(August 5, 2017 at 1:40 am)Catholic_Lady Wrote: I shouldn't have to say this, but when it comes to the private parts of someone's body, it is immoral to look at them without that person's consent and against that person's will. If you can't see the difference between that and seeing a photo of someone clothed in their backyard while walking through a checkout line, I don't know what to tell you.
And now we're down to the heart of the matter. Its about the parts of the body that most moms taught their daughters to be ashamed of. Perhaps that's the difference between us. I don't have many hangups about nudity. I think it should be private or relatively so, but that's a personal choice and not one I would want forced on others.

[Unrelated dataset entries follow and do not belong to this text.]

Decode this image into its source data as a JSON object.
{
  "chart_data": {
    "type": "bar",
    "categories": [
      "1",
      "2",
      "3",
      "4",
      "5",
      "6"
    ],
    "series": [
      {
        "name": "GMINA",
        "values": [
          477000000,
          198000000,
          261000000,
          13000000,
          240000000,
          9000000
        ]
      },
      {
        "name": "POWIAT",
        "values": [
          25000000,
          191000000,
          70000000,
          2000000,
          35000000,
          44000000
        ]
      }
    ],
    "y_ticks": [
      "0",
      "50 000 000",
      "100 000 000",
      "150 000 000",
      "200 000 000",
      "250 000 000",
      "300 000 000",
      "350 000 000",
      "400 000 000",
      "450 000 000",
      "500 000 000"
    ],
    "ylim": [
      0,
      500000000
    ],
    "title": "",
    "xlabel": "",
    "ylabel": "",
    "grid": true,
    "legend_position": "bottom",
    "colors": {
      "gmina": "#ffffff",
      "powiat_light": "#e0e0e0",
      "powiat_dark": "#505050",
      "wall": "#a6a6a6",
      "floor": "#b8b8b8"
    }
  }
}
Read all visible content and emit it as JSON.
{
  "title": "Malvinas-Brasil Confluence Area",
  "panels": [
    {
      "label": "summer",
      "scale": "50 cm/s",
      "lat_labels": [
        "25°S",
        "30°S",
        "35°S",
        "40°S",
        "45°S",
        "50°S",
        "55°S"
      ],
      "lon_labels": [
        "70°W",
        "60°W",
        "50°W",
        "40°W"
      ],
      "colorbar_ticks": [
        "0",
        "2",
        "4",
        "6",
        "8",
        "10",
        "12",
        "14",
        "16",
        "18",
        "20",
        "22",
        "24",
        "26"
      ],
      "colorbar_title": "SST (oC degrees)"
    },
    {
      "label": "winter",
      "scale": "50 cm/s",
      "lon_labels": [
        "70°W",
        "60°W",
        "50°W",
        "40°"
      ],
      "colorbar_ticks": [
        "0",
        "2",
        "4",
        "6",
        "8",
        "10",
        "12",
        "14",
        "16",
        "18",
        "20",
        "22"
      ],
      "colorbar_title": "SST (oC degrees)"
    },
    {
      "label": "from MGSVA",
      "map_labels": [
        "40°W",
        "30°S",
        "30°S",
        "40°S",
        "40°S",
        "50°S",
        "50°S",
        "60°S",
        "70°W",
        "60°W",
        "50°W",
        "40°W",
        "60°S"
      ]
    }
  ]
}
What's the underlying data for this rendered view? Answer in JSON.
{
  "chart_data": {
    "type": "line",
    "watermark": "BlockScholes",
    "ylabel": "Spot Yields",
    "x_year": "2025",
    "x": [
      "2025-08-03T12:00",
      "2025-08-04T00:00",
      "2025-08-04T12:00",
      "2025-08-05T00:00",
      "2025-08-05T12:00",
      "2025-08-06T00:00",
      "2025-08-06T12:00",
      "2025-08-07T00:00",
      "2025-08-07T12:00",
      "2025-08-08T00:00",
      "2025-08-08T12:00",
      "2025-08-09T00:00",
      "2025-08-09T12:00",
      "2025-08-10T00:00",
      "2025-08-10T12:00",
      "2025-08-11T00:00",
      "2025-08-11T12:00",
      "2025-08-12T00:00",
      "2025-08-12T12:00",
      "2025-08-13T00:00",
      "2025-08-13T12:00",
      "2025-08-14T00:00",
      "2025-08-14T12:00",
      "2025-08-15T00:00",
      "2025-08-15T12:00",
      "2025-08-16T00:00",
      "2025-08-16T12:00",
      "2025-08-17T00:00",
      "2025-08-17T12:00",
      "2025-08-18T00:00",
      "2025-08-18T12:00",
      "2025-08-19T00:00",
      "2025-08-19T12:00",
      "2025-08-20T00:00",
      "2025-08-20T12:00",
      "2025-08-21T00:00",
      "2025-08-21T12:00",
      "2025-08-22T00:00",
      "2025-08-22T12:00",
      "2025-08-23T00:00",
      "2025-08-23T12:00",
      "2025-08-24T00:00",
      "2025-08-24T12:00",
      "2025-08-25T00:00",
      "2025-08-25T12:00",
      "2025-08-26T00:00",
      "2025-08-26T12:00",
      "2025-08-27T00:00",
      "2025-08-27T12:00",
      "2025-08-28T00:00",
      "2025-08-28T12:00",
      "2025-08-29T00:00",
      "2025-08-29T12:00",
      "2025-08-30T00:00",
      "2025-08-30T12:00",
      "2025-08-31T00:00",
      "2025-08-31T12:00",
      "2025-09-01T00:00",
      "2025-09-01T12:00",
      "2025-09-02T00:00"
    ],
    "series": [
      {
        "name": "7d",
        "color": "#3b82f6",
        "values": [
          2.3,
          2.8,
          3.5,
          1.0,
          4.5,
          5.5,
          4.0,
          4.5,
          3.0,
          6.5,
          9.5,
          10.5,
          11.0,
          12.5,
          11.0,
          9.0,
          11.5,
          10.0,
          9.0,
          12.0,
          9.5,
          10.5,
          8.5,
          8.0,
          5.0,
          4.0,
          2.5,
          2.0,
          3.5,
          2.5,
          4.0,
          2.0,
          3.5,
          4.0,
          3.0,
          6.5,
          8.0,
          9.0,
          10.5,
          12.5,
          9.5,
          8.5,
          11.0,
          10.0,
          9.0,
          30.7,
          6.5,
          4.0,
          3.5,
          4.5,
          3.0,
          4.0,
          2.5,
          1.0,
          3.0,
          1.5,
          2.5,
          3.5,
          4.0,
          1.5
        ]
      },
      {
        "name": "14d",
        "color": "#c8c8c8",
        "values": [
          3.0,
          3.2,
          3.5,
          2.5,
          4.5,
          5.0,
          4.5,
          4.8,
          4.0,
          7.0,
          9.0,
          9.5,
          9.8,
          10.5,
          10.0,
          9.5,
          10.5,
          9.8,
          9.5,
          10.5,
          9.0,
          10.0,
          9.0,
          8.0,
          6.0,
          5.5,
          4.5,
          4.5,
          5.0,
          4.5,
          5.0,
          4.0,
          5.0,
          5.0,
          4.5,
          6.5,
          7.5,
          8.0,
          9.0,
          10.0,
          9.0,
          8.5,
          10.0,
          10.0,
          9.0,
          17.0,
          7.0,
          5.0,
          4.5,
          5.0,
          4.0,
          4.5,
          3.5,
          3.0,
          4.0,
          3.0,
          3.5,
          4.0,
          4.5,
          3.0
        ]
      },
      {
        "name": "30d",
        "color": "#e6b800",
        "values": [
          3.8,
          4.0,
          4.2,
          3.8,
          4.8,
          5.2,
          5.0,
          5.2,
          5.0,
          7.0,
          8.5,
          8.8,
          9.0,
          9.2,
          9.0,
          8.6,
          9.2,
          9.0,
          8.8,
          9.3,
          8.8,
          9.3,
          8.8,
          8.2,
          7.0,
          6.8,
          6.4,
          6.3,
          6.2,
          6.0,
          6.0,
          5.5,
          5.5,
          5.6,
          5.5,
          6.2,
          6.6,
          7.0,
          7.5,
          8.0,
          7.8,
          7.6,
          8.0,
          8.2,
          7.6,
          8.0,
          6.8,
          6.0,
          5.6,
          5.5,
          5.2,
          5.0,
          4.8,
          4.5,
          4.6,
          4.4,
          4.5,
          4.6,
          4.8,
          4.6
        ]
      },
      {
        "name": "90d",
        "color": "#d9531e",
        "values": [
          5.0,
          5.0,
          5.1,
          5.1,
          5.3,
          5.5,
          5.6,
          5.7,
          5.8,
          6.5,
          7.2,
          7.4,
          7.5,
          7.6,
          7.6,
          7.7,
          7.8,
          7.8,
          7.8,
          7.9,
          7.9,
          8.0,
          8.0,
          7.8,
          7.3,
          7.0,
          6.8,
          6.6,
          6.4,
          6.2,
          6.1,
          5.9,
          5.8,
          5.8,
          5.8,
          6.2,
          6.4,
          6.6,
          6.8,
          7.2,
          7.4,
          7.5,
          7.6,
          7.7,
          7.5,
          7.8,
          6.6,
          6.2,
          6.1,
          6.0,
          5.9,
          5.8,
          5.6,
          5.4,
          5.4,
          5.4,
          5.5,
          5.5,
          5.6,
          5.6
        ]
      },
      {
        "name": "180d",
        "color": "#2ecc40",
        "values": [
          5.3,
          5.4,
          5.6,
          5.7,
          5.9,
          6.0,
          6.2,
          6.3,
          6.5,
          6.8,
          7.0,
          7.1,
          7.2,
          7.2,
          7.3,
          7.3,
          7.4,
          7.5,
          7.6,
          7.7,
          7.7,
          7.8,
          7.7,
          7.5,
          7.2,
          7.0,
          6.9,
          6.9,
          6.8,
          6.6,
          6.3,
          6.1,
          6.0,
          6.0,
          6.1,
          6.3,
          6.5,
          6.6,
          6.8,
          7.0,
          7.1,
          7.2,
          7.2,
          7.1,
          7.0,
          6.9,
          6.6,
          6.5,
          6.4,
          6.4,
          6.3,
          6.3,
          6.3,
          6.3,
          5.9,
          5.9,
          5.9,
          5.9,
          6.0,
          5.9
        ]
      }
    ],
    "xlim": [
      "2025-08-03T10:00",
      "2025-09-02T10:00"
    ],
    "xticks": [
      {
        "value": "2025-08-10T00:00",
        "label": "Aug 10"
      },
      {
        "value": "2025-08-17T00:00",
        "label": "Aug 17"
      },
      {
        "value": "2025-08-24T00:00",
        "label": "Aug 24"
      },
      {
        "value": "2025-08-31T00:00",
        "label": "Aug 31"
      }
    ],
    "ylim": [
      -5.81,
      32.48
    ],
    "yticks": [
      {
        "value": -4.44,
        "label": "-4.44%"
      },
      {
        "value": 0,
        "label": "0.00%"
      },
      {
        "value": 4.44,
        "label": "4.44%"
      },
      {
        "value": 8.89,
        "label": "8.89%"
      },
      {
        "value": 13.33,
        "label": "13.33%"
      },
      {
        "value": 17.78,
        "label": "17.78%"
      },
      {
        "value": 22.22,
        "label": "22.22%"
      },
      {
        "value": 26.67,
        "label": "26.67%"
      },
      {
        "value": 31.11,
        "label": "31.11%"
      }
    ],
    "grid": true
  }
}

So for me, the nudity doesn't change anything. To me, both nude photos and those photos taken without the knowledge of the subject while the subject had a reasonable expectation of privacy are exactly the same. The fact that the subject is nude in one but not the other does not make it any more or less an invasion of privacy. At all. Exact same crime in both cases for me. Exact same level of inappropriate for me. So if one is immoral and unacceptable, then so is the other. The nudity doesn't change anything one bit for me because it became wrong the moment the photos were private and therefore there is no need to go beyond that and into the content of the photos themselves. If I have to have a moral problem with one, I have to have the same moral problem with the other. And honestly I just don't. I think there are way more important topics to apply the yardstick of morality to and frankly this one ultimately just doesn't matter all that much in the grand scheme.